In “Hold On,” she’s acknowledging the emptiness she feels because of her actions, validating her extreme loneliness—“Everyday feels like the road I’m on might just open up and swallow me whole”—but also delivering herself a pep talk that, despite these feelings, she’s still strong and will feel better again. The ballad begins with the soft twinkle of piano keys and Adele’s voice at a quiet lilt—a spare arrangement that, over the course of six minutes, crescendos to a chills-inducing, booming triumph, emblematic of the transformation she makes herself.
“To Be Loved” has her confronting the ways she wasn’t true to herself out of a desperation to make things work. It’s another one that builds as an emotional mirror. Her voice is so raw, nearly hung out to dry by such a stripped-down arrangement. The build here is in volume.
There is no “Hello” in 30, a choice Adele has said she purposefully made. But such a grand, accessible track would be out of place here among the edginess, the messiness, and the danger at play: what it means to be fully OK with yourself, as yourself. That’s an audacious proposition, and certainly a frightening one. On “To Be Loved,” Adele’s voice doesn’t so much grow to a loud belt as it cries out for empowerment.
Things start to feel a tad voyeuristic—that there is so much honesty and self-exploration happening here that you might be intruding or shouldn’t be witnessing it. But that also seems to be the gambit Adele is making, and she does it from the beginning.

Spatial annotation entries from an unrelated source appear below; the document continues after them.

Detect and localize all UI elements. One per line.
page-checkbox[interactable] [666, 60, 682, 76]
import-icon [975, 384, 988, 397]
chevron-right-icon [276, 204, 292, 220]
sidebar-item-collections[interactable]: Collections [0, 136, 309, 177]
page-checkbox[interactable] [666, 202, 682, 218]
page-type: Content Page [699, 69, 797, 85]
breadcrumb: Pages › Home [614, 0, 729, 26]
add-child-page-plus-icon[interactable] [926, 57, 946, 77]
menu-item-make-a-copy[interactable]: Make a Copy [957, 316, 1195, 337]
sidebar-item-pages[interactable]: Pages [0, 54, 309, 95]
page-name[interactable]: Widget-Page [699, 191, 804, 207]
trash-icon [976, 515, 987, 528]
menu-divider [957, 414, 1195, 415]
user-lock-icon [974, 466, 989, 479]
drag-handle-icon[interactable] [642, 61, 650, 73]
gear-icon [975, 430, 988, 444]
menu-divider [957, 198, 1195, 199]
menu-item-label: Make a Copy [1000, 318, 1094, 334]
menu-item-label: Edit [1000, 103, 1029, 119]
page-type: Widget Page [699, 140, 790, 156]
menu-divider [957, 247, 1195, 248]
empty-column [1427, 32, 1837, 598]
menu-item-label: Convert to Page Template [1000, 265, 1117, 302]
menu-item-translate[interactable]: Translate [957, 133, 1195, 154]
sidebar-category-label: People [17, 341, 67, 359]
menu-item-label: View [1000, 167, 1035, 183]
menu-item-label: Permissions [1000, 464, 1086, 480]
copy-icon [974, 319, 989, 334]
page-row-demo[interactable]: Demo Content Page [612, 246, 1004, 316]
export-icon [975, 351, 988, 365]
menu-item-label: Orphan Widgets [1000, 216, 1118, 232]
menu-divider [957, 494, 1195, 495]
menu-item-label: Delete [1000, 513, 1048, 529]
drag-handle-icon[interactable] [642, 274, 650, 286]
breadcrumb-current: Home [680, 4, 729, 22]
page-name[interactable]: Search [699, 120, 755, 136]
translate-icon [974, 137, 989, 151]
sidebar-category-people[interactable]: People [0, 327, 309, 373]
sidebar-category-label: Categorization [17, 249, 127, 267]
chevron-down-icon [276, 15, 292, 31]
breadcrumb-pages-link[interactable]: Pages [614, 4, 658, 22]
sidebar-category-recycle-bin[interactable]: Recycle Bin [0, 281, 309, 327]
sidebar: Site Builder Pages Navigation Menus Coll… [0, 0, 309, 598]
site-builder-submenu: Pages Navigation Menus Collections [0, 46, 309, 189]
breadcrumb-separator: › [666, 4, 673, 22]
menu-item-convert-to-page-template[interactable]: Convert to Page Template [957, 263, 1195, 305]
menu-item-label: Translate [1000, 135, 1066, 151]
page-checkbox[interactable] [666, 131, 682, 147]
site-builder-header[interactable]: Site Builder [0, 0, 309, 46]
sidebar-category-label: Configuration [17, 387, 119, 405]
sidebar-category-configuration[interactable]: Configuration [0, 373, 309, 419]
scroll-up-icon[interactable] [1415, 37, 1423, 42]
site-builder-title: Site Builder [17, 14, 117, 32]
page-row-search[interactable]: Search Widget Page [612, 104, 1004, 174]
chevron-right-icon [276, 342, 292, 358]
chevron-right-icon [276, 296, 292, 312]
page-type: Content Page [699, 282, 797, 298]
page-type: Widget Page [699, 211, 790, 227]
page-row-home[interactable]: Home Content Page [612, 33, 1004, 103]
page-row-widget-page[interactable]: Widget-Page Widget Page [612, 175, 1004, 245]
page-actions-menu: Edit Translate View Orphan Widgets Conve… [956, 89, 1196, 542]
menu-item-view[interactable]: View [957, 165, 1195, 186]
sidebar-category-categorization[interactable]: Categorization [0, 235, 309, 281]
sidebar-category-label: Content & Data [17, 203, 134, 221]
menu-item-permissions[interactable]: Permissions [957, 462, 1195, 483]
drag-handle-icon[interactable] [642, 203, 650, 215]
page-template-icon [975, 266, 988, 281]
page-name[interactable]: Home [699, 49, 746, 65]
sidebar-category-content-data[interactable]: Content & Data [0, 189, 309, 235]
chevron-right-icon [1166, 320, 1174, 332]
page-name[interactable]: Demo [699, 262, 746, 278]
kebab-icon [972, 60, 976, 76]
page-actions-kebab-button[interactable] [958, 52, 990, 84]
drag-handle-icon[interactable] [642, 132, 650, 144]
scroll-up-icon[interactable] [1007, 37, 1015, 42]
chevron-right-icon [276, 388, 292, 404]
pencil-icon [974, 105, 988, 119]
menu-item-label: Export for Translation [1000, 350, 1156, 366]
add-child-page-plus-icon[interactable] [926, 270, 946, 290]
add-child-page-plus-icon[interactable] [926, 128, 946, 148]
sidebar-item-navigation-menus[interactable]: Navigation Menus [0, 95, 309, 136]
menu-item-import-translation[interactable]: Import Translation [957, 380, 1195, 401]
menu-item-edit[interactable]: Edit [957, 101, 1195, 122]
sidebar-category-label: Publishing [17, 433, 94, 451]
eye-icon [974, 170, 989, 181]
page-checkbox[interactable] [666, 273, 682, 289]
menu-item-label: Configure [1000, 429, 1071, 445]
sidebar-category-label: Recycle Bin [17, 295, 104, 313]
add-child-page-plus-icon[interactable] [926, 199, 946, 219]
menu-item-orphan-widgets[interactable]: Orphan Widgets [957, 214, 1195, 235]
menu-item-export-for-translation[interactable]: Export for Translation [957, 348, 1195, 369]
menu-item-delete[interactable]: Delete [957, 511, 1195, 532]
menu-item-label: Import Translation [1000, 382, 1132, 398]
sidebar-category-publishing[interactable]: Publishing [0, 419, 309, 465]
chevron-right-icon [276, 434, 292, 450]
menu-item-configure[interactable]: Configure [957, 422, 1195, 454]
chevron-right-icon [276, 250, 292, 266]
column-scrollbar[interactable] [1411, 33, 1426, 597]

The third track on 30, “My Little Love,” finds Adele addressing her child, singing through her guilt and regret for what his life will be like now that his parents are no longer together. Just when the mere concept of such a song is enough to shred your heart into bits of confetti, she plays voice recordings of herself actually speaking with him: “Mommy’s been having a lot of big feelings recently… I’m feeling a little trapped. I feel a bit confused… I feel like I don’t really know what I’m doing.”
Adele’s albums have never been all doom and gloom, though from the way people talk about her music you’d think she was a sentient storm cloud. That buoyant, infectious personality that people connect to so deeply is on display in tracks like “Can I Get It,” a welcome upbeat, sassy reprieve. “Oh My God” is as close to a pop banger as 30 has. Then there’s “Cry Your Heart Out,” an Amy Winehouse-invoking retro ballad in the grand Motown tradition: lyrics that are absolutely ruinous but crooned over a bouncy, soulful beat.
Great expectations are almost never met. With 30, Adele seems to have somehow operated in a vacuum. There was something specific that her fans clearly wanted from “an Adele divorce album.” She doesn’t necessarily deliver that. Instead, she delivers something far more interesting: an album for herself.